Is there an ExtraTreesClassifier
-like classifier that has decision boundary function like SVM?
The SVM boundary arises directly from how SVMs are defined. It's not something that can be "tacked on" to an arbitrary classifier because non-SVM classifiers are not defined in the same way. There are alternative ways for decision trees to make predictions, but I don't think these alternative tree-based methods will result in more informative predictions.
Tree-based models work by partitioning the space and then assigning scores to those partitions. When the contents of the partitions are pure, the scores are binary. This seems to be the case with your data; for whatever reason, the terminal nodes of all trees all contain the same class. The model is telling you that it's very certain about the partitioning.
Gradient-boosted trees assign weights to each terminal partition, and then sum up these weights across all trees and use a sigmoid function to return probabilities. This method is more ornate than just predicting according to the proportion of the class in the terminal node. However, I believe that because your terminal nodes are all pure, what will happen is that the gradient-boosted tree will just assign very large weights (in the case of positive instances) or very small weights (in the case of negative instances) to each leaf. As a result, these predicted probabilities will tend to be very close to 0 or 1, but I wouldn't expect them to be much more informative than the binary predictions you have now because these predictions result from weights assigned to pure nodes.
ExtraTreesClassifier
is working as intended.
This seems to be a quirk of your data, not a property of sklearn
's software.
We can verify this by using this toy model. Many of these predictions are between 0 and 1, so we can conclude that ExtraTreesClassifier
does give continuous-valued predictions. The fact that continuous-valued predictions dont't occur in your data must be a quirk of how your data work. For whatever reason, the ExtraTreesClassifier
applied to your data gives predictions that are 0 or 1.
from sklearn.datasets import load_iris
from sklearn.ensemble import ExtraTreesClassifier
from sklearn.model_selection import train_test_split
if __name__ == "__main__":
X, y = load_iris(True)
X_train, X_test, y_train, y_test = train_test_split(X, y)
xtc = ExtraTreesClassifier(n_estimators=129)
xtc.fit(X=X_train, y=y_train)
y_test_hat = xtc.predict_proba(X_test)
print(y_test_hat)
This prints
[[0. 0.94573643 0.05426357]
[0.98449612 0.01550388 0. ]
[0. 0.00775194 0.99224806]
[0. 0.9379845 0.0620155 ]
[0. 0.85271318 0.14728682]
[1. 0. 0. ]
[0. 1. 0. ]
...]
Comparing models on the basis of continuous proper scoring rules is more powerful.
In your question, you compare two models on the basis of $F_1$ score. This is a discontinuous scoring rule because it discretizes the prediction information (probabilities, distances) when it calculates precision and recall. We have a number of posts about this, such as Why is AUC higher for a classifier that is less accurate than for one that is more accurate?

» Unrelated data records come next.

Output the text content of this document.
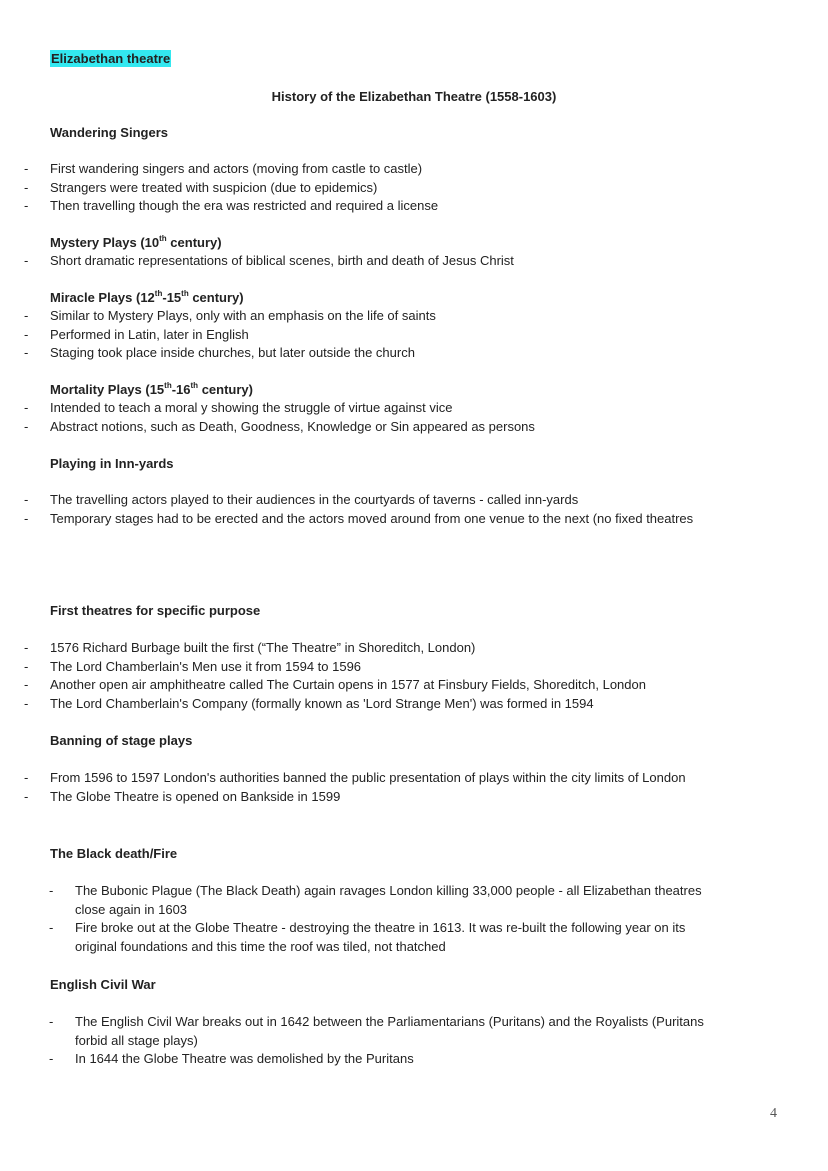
Elizabethan theatre
History of the Elizabethan Theatre (1558-1603)
Wandering Singers
- First wandering singers and actors (moving from castle to castle)
- Strangers were treated with suspicion (due to epidemics)
- Then travelling though the era was restricted and required a license
Mystery Plays (10th century)
- Short dramatic representations of biblical scenes, birth and death of Jesus Christ
Miracle Plays (12th-15th century)
- Similar to Mystery Plays, only with an emphasis on the life of saints
- Performed in Latin, later in English
- Staging took place inside churches, but later outside the church
Mortality Plays (15th-16th century)
- Intended to teach a moral y showing the struggle of virtue against vice
- Abstract notions, such as Death, Goodness, Knowledge or Sin appeared as persons
Playing in Inn-yards
- The travelling actors played to their audiences in the courtyards of taverns - called inn-yards
- Temporary stages had to be erected and the actors moved around from one venue to the next (no fixed theatres
First theatres for specific purpose
- 1576 Richard Burbage built the first (“The Theatre” in Shoreditch, London)
- The Lord Chamberlain's Men use it from 1594 to 1596
- Another open air amphitheatre called The Curtain opens in 1577 at Finsbury Fields, Shoreditch, London
- The Lord Chamberlain's Company (formally known as 'Lord Strange Men') was formed in 1594
Banning of stage plays
- From 1596 to 1597 London's authorities banned the public presentation of plays within the city limits of London
- The Globe Theatre is opened on Bankside in 1599
The Black death/Fire
- The Bubonic Plague (The Black Death) again ravages London killing 33,000 people - all Elizabethan theatres close again in 1603
- Fire broke out at the Globe Theatre - destroying the theatre in 1613. It was re-built the following year on its original foundations and this time the roof was tiled, not thatched
English Civil War
- The English Civil War breaks out in 1642 between the Parliamentarians (Puritans) and the Royalists (Puritans forbid all stage plays)
- In 1644 the Globe Theatre was demolished by the Puritans
4
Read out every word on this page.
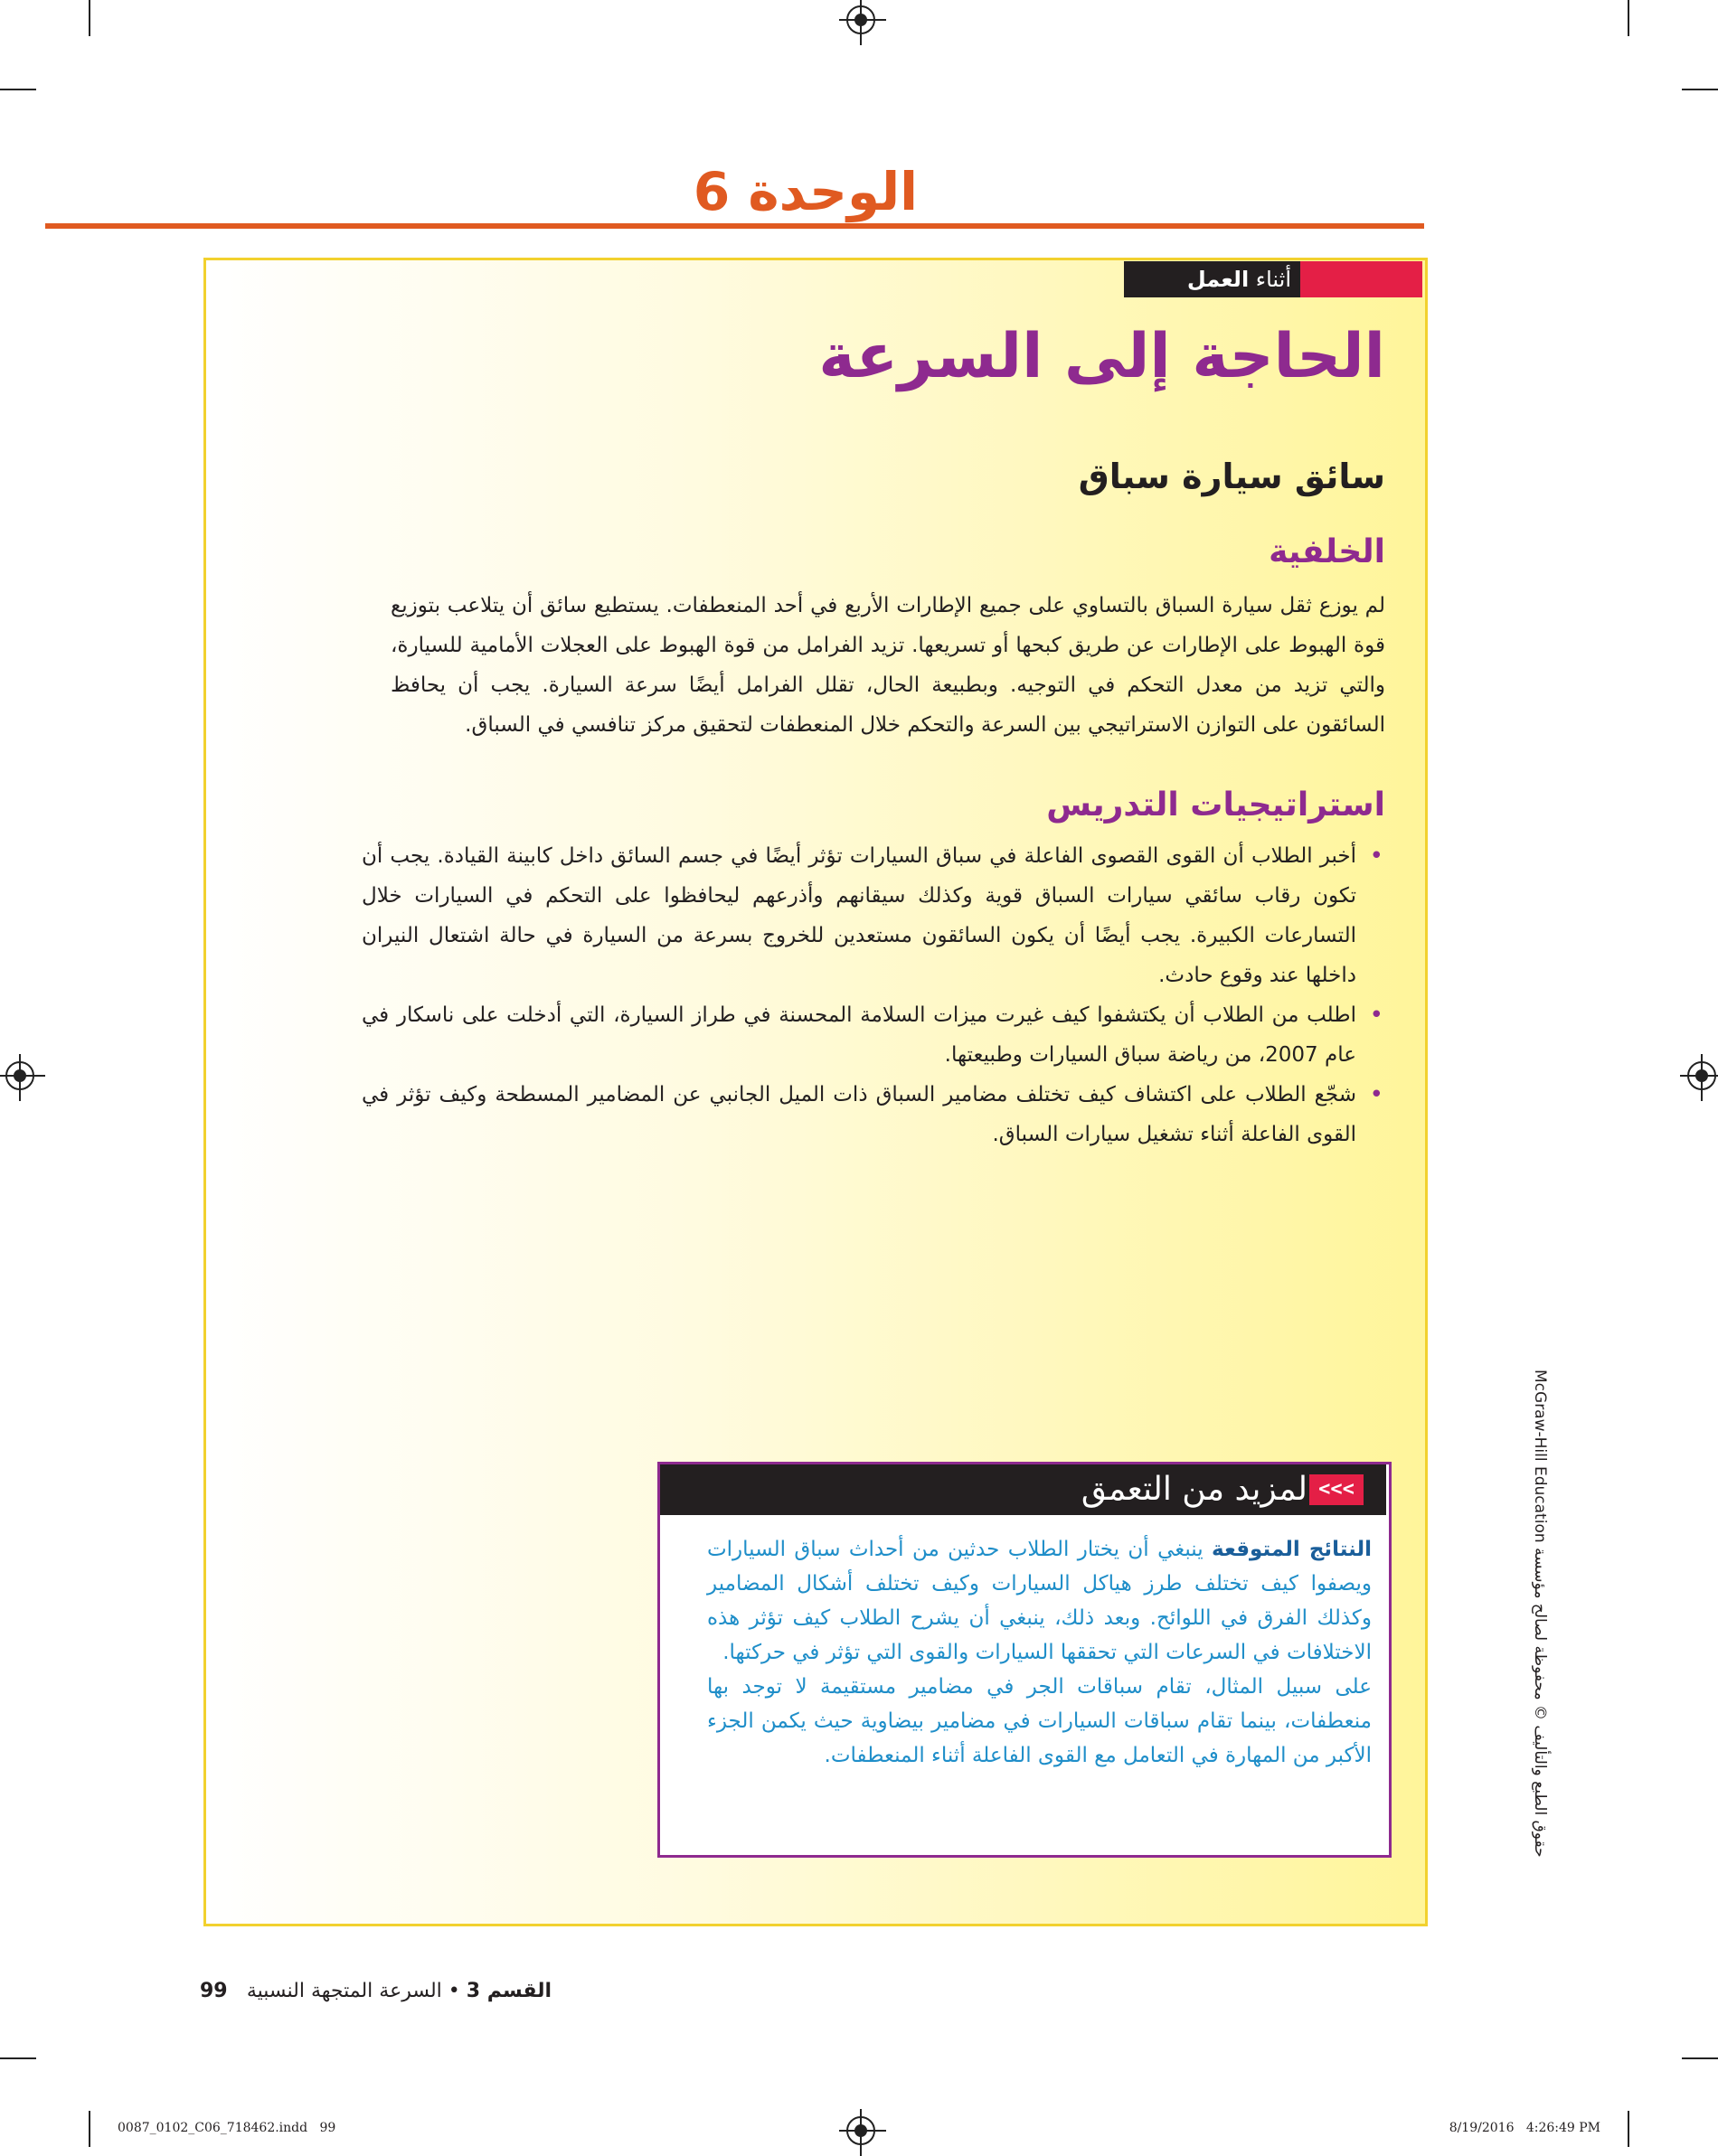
الوحدة 6
أثناء العمل
الحاجة إلى السرعة
سائق سيارة سباق
الخلفية
لم يوزع ثقل سيارة السباق بالتساوي على جميع الإطارات الأربع في أحد المنعطفات. يستطيع سائق أن يتلاعب بتوزيع قوة الهبوط على الإطارات عن طريق كبحها أو تسريعها. تزيد الفرامل من قوة الهبوط على العجلات الأمامية للسيارة، والتي تزيد من معدل التحكم في التوجيه. وبطبيعة الحال، تقلل الفرامل أيضًا سرعة السيارة. يجب أن يحافظ السائقون على التوازن الاستراتيجي بين السرعة والتحكم خلال المنعطفات لتحقيق مركز تنافسي في السباق.
استراتيجيات التدريس
• أخبر الطلاب أن القوى القصوى الفاعلة في سباق السيارات تؤثر أيضًا في جسم السائق داخل كابينة القيادة. يجب أن تكون رقاب سائقي سيارات السباق قوية وكذلك سيقانهم وأذرعهم ليحافظوا على التحكم في السيارات خلال التسارعات الكبيرة. يجب أيضًا أن يكون السائقون مستعدين للخروج بسرعة من السيارة في حالة اشتعال النيران داخلها عند وقوع حادث.
• اطلب من الطلاب أن يكتشفوا كيف غيرت ميزات السلامة المحسنة في طراز السيارة، التي أدخلت على ناسكار في عام 2007، من رياضة سباق السيارات وطبيعتها.
• شجّع الطلاب على اكتشاف كيف تختلف مضامير السباق ذات الميل الجانبي عن المضامير المسطحة وكيف تؤثر في القوى الفاعلة أثناء تشغيل سيارات السباق.
لمزيد من التعمق <<<
النتائج المتوقعة ينبغي أن يختار الطلاب حدثين من أحداث سباق السيارات ويصفوا كيف تختلف طرز هياكل السيارات وكيف تختلف أشكال المضامير وكذلك الفرق في اللوائح. وبعد ذلك، ينبغي أن يشرح الطلاب كيف تؤثر هذه الاختلافات في السرعات التي تحققها السيارات والقوى التي تؤثر في حركتها.
على سبيل المثال، تقام سباقات الجر في مضامير مستقيمة لا توجد بها منعطفات، بينما تقام سباقات السيارات في مضامير بيضاوية حيث يكمن الجزء الأكبر من المهارة في التعامل مع القوى الفاعلة أثناء المنعطفات.
حقوق الطبع والتأليف © محفوظة لصالح مؤسسة McGraw-Hill Education
99	القسم 3 • السرعة المتجهة النسبية
0087_0102_C06_718462.indd   99	8/19/2016   4:26:49 PM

So let's compare these two toy models on the basis of $F_1$ and log-loss. One model is an ExtraTreesClassifier
with unlimited depth, and the other is an ExtraTreesClassifier
with depth 3.
When we limit depth to 3, the out-of-sample predictions are worse in the sense that more probability is allocated to the incorrect classes.
[[0.07983777 0.56589267 0.35426955]
[0.83532454 0.12041077 0.04426469]
[0.00446764 0.18980284 0.80572952]
...]
Comparing these models, we find that their $F_1$ scores are tied, while there is a dramatic difference in the log-loss.
$$
\begin{array}{l|r|r}
\text{Model} & F_1 & \text{Log-loss} \\\hline
\text{Depth Unlimited} & 1.0 & 0.041 \\\hline
\text{Depth 3} & 1.0 & 0.222
\end{array}
$$
The reason that $F_1$ and log-loss disagree should be obvious: discarding the information about confidence means that the differences between the two models are suppressed. For log-loss, this is the case. When the model is confident and correct, the model's log-loss is lower. Contrariwise, when the model is confident but incorrect, the model's log-loss is higher.
But for $F_1$ score, the scoring is entirely binary. Either the sample is correctly classified, or it's not, and the precision and recall are computed as summaries of these binary decisions.
Indeed, there's a symmetry between your underlying problem -- your predictions are not differentiated -- and the mechanics of using a continuous proper-scoring rules. You want a continuous predictor, which is just another way of saying that you want the predicted probabilities to be informative. Continuous proper scoring rules reward models with informative probabilities.
Are binary predictions really a problem?
It's worth considering whether the binary predictions are a real problem. When you compare the out-of-sample predictions to their true labels, does the model do a good job? Does this model solve the problem that you have? If so, it might be sufficient to pick a number between 0 and 1 as your threshold and call it a day. Unfortunately, you won't have much information about the risks involved in choosing a poor threshold. All you can say for sure is that choosing a larger threshold decreases the true positive rate and decreases the false positive rate, while choosing a smaller threshold increases them both.